Le système de santé du Nigeria s'effondre sous le poids d'un sous-financement chronique et d'une fuite des cerveaux, laissant des millions de personnes sans accès aux soins de base. Les hôpitaux surpeuplés et la négligence des zones rurales aggravent les décès évitables dus à des maladies comme le paludisme et les complications liées à l'accouchement. Une tribune met en lumière le besoin urgent de réformes pour prioriser les investissements dans la santé.

Dans une lettre publiée dans The Guardian Nigeria, Ngamarju Elizabeth Apagu, étudiante en 3e année de communication de masse à l'Université de Maiduguri, décrit les problèmes de santé du Nigeria comme une « urgence nationale » éclipsée par le bruit politique et économique. Elle pointe du doigt les hôpitaux publics surpeuplés où les patients sont allongés à même le sol et les médecins qui émigrent à l'étranger en raison de mauvaises conditions de travail et de bas salaires.

Le problème fondamental, écrit Apagu, est le sous-financement chronique, le Nigeria ne respectant pas l'objectif de 15 % de dépenses de santé fixé par la Déclaration d'Abuja. Cela entraîne des hôpitaux mal équipés, des fournitures médicales insuffisantes et des médicaments essentiels inaccessibles pour beaucoup. La fuite des cerveaux a vu des milliers de professionnels qualifiés s'installer au Royaume-Uni, au Canada et aux États-Unis au cours de la dernière décennie, surchargeant le personnel restant et causant des retards fatals dans les traitements.

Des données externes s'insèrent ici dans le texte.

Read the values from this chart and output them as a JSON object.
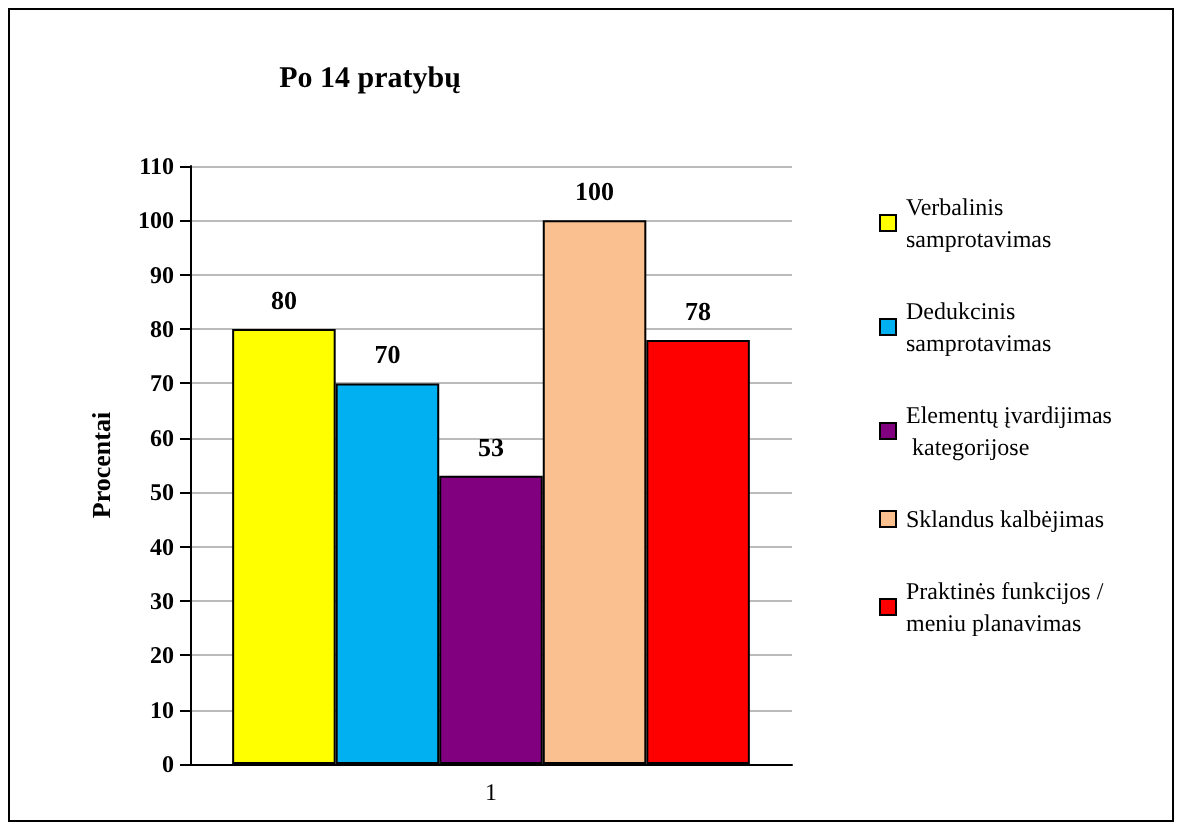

Les zones rurales souffrent le plus, avec des postes de santé délabrés et de longs trajets pour obtenir des soins qui mettent en danger les femmes enceintes et contribuent à des décès évitables dus aux complications de l'accouchement, au paludisme et au choléra. Le modèle de paiement à la poche vide pèse sur les familles à faible revenu, les forçant à choisir entre les factures médicales et les besoins de base comme la nourriture et l'éducation. Beaucoup recourent à l'automédication ou aux remèdes traditionnels, souvent avec des résultats tragiques, en attendant la mise en œuvre d'un régime national d'assurance maladie complet.

Apagu appelle à des réformes immédiates : augmenter les investissements dans le secteur de la santé avec une utilisation transparente des fonds, offrir des incitations comme de meilleurs salaires et conditions de travail pour retenir les professionnels, prioriser les centres de santé ruraux et étendre la couverture d'assurance. « La santé d'une nation est le fondement de son progrès », déclare-t-elle, avertissant que la négligence affaiblit la productivité, approfondit la pauvreté et menace la sécurité nationale. Sans action, le Nigeria risque de souffrir davantage en silence.